I didn’t dislike school, but I hadn’t thought about university until my Year 12 Physics class. It seemed like a great way to keep solving fun maths problems and unlock a deeper understanding of the world.
My formal subjects gave me a good foundation in skills and jargon. But it wasn’t until I did research – real research – that I felt the challenge and thrill of discovery. For a moment in history, I had created the most powerful mid-infrared laser pulse in the entire universe! What a powerful feeling. I love solving problems my own way and maths gave me the tools I needed to do it.
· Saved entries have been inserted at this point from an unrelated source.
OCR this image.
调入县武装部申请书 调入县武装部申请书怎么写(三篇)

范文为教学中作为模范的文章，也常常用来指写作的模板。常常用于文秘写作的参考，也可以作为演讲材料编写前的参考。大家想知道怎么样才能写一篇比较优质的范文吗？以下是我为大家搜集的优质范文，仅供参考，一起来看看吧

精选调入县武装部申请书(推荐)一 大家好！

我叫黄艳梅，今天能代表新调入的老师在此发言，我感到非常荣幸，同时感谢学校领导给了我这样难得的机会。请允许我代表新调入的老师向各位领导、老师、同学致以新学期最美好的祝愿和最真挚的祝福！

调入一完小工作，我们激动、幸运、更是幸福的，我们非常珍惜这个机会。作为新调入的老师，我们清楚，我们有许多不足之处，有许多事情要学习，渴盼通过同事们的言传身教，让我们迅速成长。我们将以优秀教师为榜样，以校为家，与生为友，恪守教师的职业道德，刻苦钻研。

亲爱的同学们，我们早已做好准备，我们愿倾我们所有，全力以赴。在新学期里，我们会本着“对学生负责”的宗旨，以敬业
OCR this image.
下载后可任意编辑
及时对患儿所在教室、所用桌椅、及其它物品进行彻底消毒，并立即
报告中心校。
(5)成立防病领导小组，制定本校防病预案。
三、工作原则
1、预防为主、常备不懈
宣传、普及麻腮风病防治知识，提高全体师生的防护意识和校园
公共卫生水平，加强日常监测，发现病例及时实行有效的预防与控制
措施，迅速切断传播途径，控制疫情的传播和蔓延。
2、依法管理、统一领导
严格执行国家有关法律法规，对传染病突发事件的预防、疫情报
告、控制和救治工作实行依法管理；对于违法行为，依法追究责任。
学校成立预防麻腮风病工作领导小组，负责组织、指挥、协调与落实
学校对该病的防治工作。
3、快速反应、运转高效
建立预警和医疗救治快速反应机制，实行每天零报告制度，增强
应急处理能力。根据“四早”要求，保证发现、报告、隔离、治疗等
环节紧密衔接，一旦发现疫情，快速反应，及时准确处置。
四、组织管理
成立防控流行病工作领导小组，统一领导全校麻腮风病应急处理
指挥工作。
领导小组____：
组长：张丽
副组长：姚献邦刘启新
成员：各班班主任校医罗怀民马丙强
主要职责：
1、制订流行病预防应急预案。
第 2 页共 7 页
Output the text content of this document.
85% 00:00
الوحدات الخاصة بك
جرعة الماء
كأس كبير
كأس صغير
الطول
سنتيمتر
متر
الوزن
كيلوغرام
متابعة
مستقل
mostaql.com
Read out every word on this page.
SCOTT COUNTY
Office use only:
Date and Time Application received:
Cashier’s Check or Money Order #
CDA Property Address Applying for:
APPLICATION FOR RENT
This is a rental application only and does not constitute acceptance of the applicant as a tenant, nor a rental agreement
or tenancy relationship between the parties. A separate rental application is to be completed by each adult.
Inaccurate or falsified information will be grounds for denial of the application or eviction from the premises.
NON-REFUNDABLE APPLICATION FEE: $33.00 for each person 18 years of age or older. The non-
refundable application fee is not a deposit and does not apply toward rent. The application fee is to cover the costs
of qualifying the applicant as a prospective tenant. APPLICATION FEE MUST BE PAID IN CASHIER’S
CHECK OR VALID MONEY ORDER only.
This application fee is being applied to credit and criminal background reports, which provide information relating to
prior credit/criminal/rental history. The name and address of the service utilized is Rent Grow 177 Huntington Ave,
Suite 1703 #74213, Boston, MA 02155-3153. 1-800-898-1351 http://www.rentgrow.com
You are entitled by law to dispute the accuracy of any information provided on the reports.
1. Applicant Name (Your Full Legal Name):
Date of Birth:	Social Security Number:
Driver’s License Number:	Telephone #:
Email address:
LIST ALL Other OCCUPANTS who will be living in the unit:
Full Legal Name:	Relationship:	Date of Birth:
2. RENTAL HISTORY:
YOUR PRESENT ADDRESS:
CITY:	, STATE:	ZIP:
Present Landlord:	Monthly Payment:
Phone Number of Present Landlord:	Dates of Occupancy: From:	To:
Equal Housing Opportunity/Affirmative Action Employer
Study is important, but so is networking and communication. Decisions are made by people with opinions and feelings. Look up a professor you admire and ask if you can help on a project. The worst thing they can say is no.
On my journey to becoming a research scientist in applied mathematics, I had to resist being put in a box. I shook up the academic status quo by wanting to be a mathematician and a physicist. They said I couldn’t be both. But I ended up in a research centre that didn’t exist when I started, in an emerging field where maths meets physics, chemistry, computer science and engineering.
With four small children, I got interested in the childhood education space. My first book was Quantum Physics for Babies.
It’s a thrill to watch my kids grow and wonder about their paths to creativity and discovery. Maybe it’ll be science, or art, or both. Whatever it is, I’ll be there enjoying the ride.